Just after the holiday grocery rush slows down, Trader Joe’s is encouraging part-time workers to work at least three days a week, The Guardian reports. This “informal” policy will take effect in January 2023, and failing to follow it could allegedly result in part-time workers losing their jobs. An anonymous employee told The Guardian that they were already seeing retaliation against those who requested to be on the schedule only one or two days a week.
Trader Joe’s three-day work week policy
This is a three-day work minimum, not to be confused with the recent three-day work week policy recently tested by Chick-fil-A. In the case of the latter, full-time employees would be able to limit their work week to just three days by extending shifts to be as long as 14 hours and in return have the flexibility to take on other part-time gigs or simply enjoy four days off the clock. The manager who implemented this change noticed better employee retention and momentum throughout the workday.
The rationale behind Trader Joe’s decision is that the company wants employees to be more engaged and knowledgeable, using this strategy as a way to combat what The Guardian calls “hiring issues.” But the timing of the decision also comes just after the first Trader Joe’s stores voted to unionize, and labor organizers at Trader Joe’s United argue that this policy unfairly targets “parents, students, older crew for whom Trader Joe’s is a ‘retirement job’, crew with disabilities, veteran crew who have cut back their hours due to work injuries, and other crew members that need to work one or two days a week.”
The three-day work week minimum will not be implemented at the two unionized stores because the company cannot implement policy changes without bargaining them with the union first.
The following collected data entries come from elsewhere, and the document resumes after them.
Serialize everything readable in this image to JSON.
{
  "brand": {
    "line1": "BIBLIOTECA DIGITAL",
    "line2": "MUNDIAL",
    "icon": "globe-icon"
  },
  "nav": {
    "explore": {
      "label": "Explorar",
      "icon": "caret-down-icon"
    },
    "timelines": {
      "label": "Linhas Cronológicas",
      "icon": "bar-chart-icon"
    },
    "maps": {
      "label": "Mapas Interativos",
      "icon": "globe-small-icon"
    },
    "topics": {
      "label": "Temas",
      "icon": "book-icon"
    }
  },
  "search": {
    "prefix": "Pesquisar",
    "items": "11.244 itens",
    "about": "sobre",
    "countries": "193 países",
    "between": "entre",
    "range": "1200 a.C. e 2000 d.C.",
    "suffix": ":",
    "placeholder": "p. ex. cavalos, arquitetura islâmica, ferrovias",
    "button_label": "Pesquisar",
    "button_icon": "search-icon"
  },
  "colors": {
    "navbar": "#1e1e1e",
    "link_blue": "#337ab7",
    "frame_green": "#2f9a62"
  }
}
In those two stores, about 15% of crew members work one or two days a week.
G/O Media may get a commission
Trader Joe’s unionization efforts
Even if this new policy isn’t directly retaliation for certain Trader Joe’s locations unionizing, the push to implement the work minimums so quickly could be seen as an attempt to cement these policies before other stores start to join the union wave and consequently require such policies to be bargained. According to Trader Joe’s United, the two locations that voted to unionize (Hadley, Massachusetts and Minneapolis, Minnesota) are currently in bargaining sessions with Trader Joe’s corporate, though common anti-union tactics are already at play: Organizers claim to have sat for three hours, waiting to bargain, before corporate showed up.
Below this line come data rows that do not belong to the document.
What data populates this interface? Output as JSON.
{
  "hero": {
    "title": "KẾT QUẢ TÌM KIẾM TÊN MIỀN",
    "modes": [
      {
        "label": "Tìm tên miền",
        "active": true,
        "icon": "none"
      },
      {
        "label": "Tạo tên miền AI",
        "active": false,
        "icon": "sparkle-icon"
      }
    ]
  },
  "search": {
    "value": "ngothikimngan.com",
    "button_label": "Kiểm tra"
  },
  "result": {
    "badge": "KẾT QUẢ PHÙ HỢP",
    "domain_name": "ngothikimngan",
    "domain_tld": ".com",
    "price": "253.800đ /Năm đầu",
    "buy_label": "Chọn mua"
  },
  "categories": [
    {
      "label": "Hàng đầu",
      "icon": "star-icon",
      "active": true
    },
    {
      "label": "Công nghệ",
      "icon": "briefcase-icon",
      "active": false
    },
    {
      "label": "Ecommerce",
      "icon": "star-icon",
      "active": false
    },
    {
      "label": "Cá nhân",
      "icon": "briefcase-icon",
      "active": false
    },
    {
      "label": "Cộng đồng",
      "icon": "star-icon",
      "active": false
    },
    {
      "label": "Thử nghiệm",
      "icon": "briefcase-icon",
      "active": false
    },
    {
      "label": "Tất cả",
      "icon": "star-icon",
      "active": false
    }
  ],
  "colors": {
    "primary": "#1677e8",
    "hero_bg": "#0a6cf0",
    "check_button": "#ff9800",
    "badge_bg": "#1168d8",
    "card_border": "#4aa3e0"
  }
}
The Trader Joe’s union is working with United Food and Commercial Workers to get a contract in place at those two locations while rallying other store locations to join them. The workers’ reason for unionizing is not unlike the reason several other restaurant and grocery workers have joined the union movement over the last year:
Throughout the pandemic, grocery workers everywhere have faced countless health and safety hazards at work. Through it all, you’ve kept our communities running and are the reason why Trader Joe’s remains profitable. Your work has always been essential, and you deserve respect – not diminishing benefits and stagnant wages. Crew Members across the country are coming together to unionize at their Trader Joe’s stores for real job security, transparency from the company, a voice at work, living wages, and guaranteed benefits.
And while the company may be trying to introduce tactics to diminish workers’ control and power over their environment, these are the very policies that often spark otherwise apathetic employees to join a movement. This move that Trader Joe’s attempted to quietly enact just might be what sparks the union wave to ripple through Trader Joe’s locations across the country.